“Regret haunts baby boomers.” The headline, appearing in a December 2007 issue of The Toronto Star, immediately got my attention. My age group. An emotion I’ve been known to possess. I read David Graham’s opening sentences:
Edith Piaf had none.
Frank Sinatra admitted to a few.
And in The Remains of the Day, the dutiful manservant, Stevens, is haunted by them.
Regret. Researchers suggest that it is second only to love in our most often felt and referenced emotions. How many times have you looked back over your life and said, “if only I’d …?” Let’s be honest. We all do it from time to time, and more often than not, we’ve been told to “get over it” (something my more analytical husband has said to me when I’ve take a turn into the land of regret). But Psychologist Neal Roese, author of the book, If Only: How to Turn Regret Into Opportunity, argues that it’s better to embrace our regrets and use them to move on as smarter people. Regret, he argues, serves a necessary psychological purpose, helping us to recognize opportunities for change or growth, and even hope for a better future. Just like Terry Malloy, Marlon Brando’s character in On the Waterfront, regret drives us to work for change. “Regret pushes us forward,” Roese says, “helping us make better choices in the future. It stimulates growth.”
I agree, but I also realize that regret isn’t something we can banish as easily as we’d like. Just last week, when someone asked how I began leading expressive writing groups for cancer survivors, I responded by telling her how my cancer had provided the impetus to shift gears and do work I truly loved. I described the joy I experience from my writing groups, and then, without pausing, I added, “I just regret that I didn’t do this sooner.” ”If only…” I had just diminished a big chunk of my life to the dust bin of regret, rendering it unimportant and wasted time.
Regret helps us make better choices in the future, Roese says, but my first reaction is to protest. I work with men and women whose futures have been cut short by cancer. What purpose does regret play in those situations? As soon as I write that sentence, I remembered Varda, who was part of my very first writing group for cancer survivors. She ultimately lost her battle with metastatic breast cancer, but for the many months she was part of the group, she was as fearless in her writing, in her honest and penetrating examination of her life, as she was in her determination to live as long as she could. “When I awoke with cancer, “she wrote, “Regret was my first visitor…” In Varda’s essay, entitled “Dancing with Regret, she turned her regret into a character, a shadowy, dark presence who danced with her each night, “dipping and gliding through bad choices and unforgiven hurts…” As she continued to write, however, the theme of regret was replaced by a humorous and poignant looking back at her life–with all its challenges, foibles and rewards. In a final poem entitled “Faith,” we discover how far she has come in her journey: “My cancer has challenged my faith,” Varda wrote, “and I have found an incredible well/ I did not know I had…true surrender, enormous peace.”
Varda’s words reminded me of how often the theme of regret played in my father’s conversations after being diagnosed with lung cancer. He was given just three months to live, and for the first few weeks following the diagnosis, regret was a constant theme as he traveled back over his life. So many times, he ended a story with words like “I just wish I’d gone ahead and…when I had the chance,” or “if only I hadn’t…” As sad as those conversations were, I was privy to extraordinary glimpses into my father’s life and feelings. I realized his regret had served a purpose, much like it had in Varda’s final months: my father was remembering the whole of his life, who he had been, who he had become, and as he did, he was making peace with the inevitability of his death.
“Imagine you wake up with a second chance,” Rita Dove writes in the poem, “Dawn Revisited.” Most of us are given the chance for a “do-over,” as Jan, one of my cancer writers put it: our cancers go into remission or we’re declared “cancer-free.” We recover from a debilitating illness or painful life event.

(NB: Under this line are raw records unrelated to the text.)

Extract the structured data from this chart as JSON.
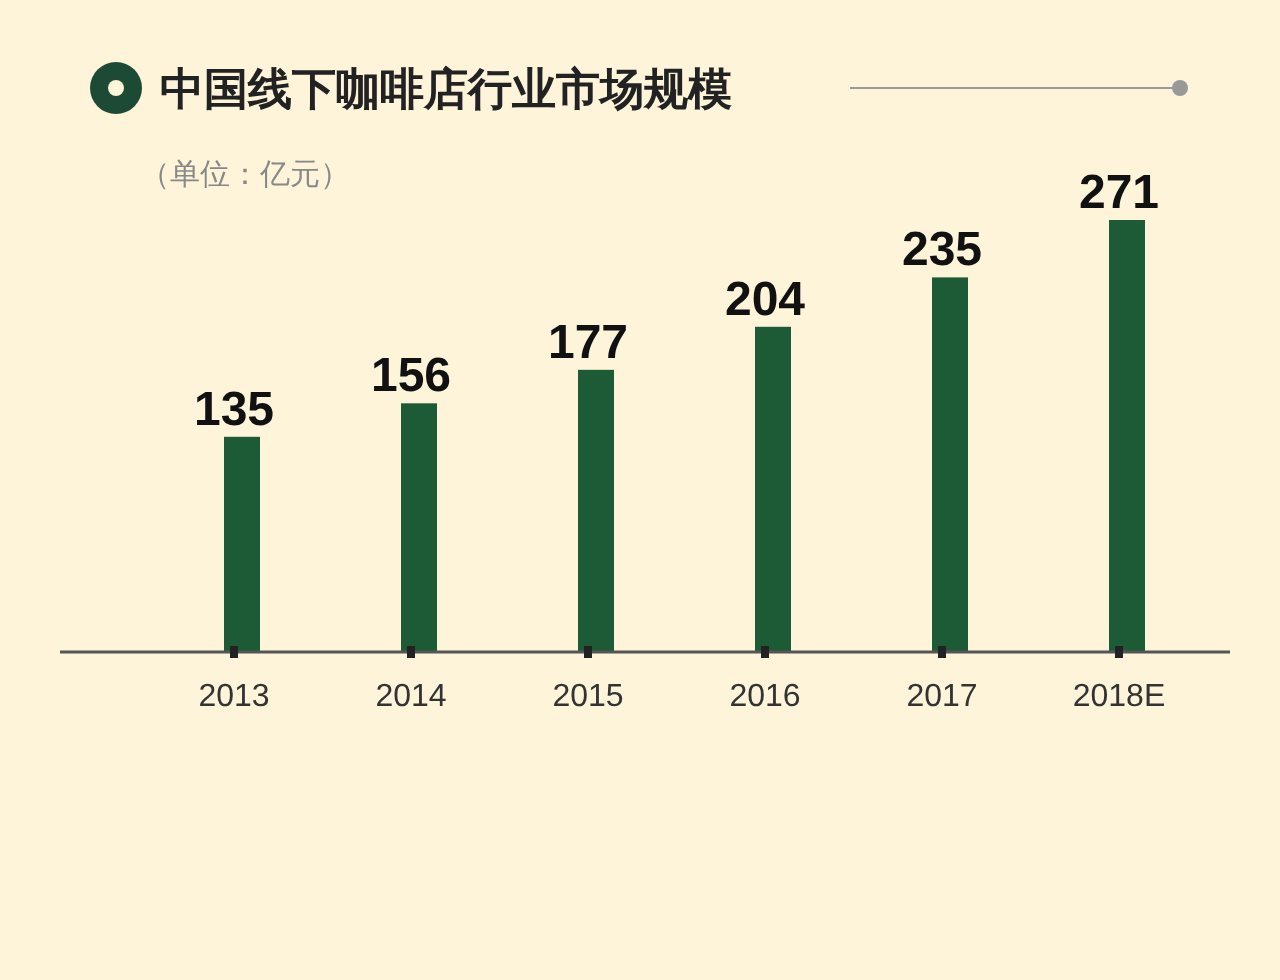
{
  "chart_data": {
    "type": "bar",
    "title": "中国线下咖啡店行业市场规模",
    "subtitle": "（单位：亿元）",
    "categories": [
      "2013",
      "2014",
      "2015",
      "2016",
      "2017",
      "2018E"
    ],
    "values": [
      135,
      156,
      177,
      204,
      235,
      271
    ],
    "color": "#1d5a36",
    "data_labels": true
  }
}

Do we linger in regret or find new meaning to our lives? I never would have begun leading writing groups for cancer survivors if I hadn’t had cancer myself. Do I regret not doing it sooner? Of course, but the irony is, of course, that I wasn’t ready to do it earlier, and what’s more, all those life experiences I had before cancer informs the life I lead now in valuable ways. Nothing in our lives, as the poet Dorianne Laux reminds us, needs to be stored as regret.

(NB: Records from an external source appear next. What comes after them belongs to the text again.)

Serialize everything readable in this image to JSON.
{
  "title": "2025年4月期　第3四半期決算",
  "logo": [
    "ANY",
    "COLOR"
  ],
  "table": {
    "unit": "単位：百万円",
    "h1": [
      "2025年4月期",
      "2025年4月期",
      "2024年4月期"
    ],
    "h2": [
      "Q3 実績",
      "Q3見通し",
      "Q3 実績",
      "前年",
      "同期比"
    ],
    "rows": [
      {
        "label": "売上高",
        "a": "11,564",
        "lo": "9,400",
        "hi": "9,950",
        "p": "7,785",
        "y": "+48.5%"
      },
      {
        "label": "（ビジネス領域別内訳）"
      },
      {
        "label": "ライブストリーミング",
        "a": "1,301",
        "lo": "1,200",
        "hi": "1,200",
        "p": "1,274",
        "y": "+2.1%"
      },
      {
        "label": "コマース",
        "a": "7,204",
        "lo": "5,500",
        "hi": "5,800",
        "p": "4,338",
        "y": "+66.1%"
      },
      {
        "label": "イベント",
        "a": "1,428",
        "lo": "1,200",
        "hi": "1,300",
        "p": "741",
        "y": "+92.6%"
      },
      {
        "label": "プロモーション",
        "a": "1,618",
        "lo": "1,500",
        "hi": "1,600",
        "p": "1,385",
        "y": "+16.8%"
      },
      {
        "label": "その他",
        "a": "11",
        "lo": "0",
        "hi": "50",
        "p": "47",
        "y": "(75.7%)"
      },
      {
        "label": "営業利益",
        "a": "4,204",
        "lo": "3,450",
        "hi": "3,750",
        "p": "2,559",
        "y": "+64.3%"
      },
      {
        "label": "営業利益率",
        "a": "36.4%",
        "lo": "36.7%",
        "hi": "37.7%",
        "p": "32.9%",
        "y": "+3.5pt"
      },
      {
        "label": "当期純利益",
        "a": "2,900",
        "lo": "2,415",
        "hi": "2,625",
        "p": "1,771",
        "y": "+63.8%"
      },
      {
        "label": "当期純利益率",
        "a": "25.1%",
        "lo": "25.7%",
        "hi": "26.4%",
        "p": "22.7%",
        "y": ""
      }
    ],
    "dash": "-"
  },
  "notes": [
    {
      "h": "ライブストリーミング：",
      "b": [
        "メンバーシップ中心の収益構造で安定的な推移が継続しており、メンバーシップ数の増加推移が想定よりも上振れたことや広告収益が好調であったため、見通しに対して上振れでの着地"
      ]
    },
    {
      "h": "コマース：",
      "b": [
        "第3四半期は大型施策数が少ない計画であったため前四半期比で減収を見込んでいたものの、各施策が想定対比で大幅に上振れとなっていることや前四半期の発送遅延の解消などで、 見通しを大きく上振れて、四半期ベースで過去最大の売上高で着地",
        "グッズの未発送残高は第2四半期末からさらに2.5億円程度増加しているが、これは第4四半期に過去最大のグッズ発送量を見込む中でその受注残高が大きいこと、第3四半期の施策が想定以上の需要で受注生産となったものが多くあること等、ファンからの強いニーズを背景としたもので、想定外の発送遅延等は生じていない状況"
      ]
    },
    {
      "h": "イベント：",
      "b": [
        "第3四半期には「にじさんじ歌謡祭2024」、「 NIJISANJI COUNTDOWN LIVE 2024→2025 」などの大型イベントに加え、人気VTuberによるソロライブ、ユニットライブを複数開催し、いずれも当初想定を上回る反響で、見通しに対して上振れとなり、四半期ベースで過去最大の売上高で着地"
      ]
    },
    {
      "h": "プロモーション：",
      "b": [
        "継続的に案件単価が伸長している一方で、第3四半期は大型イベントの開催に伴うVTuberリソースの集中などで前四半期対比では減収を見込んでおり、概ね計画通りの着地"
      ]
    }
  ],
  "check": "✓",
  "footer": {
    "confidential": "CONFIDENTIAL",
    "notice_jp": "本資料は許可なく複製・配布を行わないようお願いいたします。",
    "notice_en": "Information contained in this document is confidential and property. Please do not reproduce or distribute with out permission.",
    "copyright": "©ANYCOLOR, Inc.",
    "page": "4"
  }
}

Regret nothing. Not the cruel novels you read to the end just to find out
who killed the cook. Not the insipid movies that made you cry in the dark,
in spite of your intelligence, your sophistication.
Not the love you left quivering in a hotel parking lot, the one you beat
to the punch line, the door, or the one who left you …
You’ve walked those streets a thousand times and still you end up here.
Regret none of it…
(From “Antilamentation,” in The Book of Men, by Dorianne Laux)
Think about regrets this week, about all the times you’ve said or wondered “if only…” How have you harnessed those regrets and moved forward differently? What have you learned? What has cancer taught you about regret? Write about regret. Write about “if only.” See where it takes you.